Nondevelopers can find a gadget by opening up a Google spreadsheet, clicking on the chart icon and then clicking on "gadget," Google said. The tiny application can then be customized to fit the data on a spreadsheet and then published to an iGoogle personalized home page or any other Web page.

Developers looking to reach a broader audience can use the Visualization API, which provides a platform that can be used to create, share, and reuse visualizations written by the developer community. The technology provides a common application programming interface to access structured data sources, the first being Google spreadsheets, the company said.

Google Docs are considered a complement and rival to Microsoft Office, the industry's dominant productivity suite for homes and businesses.
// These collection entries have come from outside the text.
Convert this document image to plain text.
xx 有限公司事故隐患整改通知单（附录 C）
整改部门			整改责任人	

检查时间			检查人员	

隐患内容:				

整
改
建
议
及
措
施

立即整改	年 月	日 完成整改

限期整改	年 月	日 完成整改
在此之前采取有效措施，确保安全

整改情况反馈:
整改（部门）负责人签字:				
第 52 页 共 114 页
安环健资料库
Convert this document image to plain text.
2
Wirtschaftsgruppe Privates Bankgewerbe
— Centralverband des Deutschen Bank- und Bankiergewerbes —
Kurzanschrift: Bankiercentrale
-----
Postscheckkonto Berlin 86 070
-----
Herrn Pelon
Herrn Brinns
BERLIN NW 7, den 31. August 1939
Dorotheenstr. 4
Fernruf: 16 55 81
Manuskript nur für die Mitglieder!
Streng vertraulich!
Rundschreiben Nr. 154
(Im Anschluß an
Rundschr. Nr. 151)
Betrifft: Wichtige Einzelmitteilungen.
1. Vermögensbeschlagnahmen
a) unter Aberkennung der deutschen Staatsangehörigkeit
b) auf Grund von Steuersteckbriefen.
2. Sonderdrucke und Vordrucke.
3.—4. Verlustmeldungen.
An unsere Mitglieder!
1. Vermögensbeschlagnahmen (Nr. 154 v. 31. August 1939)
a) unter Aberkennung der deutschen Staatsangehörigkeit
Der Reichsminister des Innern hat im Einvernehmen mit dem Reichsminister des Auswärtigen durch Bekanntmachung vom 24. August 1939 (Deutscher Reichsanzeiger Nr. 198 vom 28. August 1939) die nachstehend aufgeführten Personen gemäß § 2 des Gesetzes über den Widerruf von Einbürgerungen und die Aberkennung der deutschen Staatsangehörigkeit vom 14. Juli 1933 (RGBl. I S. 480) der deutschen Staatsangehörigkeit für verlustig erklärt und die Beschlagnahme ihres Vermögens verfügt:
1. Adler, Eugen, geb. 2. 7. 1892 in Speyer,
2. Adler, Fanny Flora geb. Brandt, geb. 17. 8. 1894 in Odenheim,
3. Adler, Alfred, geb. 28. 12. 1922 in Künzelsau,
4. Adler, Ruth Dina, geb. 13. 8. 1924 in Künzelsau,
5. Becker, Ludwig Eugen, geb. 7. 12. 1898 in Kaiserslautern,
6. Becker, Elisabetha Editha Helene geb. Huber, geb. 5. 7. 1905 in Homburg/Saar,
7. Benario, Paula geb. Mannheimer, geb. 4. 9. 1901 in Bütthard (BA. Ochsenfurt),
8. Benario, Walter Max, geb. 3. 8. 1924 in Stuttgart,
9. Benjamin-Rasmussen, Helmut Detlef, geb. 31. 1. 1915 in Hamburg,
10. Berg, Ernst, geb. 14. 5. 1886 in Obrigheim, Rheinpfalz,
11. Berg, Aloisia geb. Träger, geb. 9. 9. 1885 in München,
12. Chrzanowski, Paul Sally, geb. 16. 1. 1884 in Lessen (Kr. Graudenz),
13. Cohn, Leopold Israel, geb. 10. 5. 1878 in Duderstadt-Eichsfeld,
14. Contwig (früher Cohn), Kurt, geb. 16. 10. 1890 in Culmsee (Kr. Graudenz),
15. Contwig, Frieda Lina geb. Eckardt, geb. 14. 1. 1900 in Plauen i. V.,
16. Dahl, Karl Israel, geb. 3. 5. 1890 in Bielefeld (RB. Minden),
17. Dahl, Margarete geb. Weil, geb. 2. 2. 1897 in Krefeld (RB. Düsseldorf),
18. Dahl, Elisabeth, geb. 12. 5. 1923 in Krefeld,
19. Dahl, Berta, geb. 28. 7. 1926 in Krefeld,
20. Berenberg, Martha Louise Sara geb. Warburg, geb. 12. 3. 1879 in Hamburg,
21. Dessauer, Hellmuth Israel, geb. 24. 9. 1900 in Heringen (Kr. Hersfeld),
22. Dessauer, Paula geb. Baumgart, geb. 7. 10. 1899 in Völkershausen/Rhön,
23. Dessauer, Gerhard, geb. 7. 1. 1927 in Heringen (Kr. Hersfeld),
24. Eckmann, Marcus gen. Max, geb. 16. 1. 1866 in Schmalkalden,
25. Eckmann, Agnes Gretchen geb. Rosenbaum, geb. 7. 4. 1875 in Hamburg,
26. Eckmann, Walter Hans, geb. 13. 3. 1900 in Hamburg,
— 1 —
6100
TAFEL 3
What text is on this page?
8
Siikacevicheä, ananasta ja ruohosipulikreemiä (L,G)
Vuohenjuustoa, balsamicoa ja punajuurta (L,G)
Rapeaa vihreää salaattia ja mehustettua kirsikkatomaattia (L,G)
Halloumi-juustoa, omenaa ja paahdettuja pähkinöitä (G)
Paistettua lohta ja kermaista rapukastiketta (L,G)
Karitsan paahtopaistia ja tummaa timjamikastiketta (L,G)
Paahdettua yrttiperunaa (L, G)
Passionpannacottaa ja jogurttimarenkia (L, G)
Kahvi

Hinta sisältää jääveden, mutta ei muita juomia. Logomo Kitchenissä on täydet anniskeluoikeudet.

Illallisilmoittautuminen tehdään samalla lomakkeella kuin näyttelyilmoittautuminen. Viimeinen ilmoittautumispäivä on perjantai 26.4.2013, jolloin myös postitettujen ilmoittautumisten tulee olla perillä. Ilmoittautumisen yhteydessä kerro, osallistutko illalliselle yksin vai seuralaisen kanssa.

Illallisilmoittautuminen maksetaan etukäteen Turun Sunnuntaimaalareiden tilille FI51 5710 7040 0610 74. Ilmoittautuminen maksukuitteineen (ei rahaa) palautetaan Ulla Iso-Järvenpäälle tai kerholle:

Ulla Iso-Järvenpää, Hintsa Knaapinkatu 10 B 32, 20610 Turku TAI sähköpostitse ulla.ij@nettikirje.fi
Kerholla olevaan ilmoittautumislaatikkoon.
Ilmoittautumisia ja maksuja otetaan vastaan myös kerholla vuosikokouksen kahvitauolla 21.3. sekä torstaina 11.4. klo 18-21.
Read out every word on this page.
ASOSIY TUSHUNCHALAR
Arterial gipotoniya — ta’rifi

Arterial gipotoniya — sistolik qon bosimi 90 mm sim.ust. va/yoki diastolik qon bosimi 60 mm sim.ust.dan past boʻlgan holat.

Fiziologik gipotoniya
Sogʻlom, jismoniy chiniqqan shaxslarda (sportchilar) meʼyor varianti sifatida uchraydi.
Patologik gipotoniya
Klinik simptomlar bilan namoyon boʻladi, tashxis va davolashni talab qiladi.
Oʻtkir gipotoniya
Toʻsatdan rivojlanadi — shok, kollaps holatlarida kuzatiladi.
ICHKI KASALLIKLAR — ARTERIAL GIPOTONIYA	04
Docs are part of a collection of online software called Google Apps, which also include Web mail, calendar, instant messaging, and a personalized home page.

Consumers and small businesses primarily use Google Apps, but the company has been trying to push adoption to large companies. Google in September partnered with Capgemini, which agreed to offer a desktop outsourcing service for Google Apps. The IT consulting firm also offers an outsourcing service for Microsoft Office.

As part of the deal, Google agreed to host the apps from its data center, while Capgemini supported them, and charged businesses additional fees for services such as deployment, integration, help desk support, software and hardware provisioning, and security monitoring and software.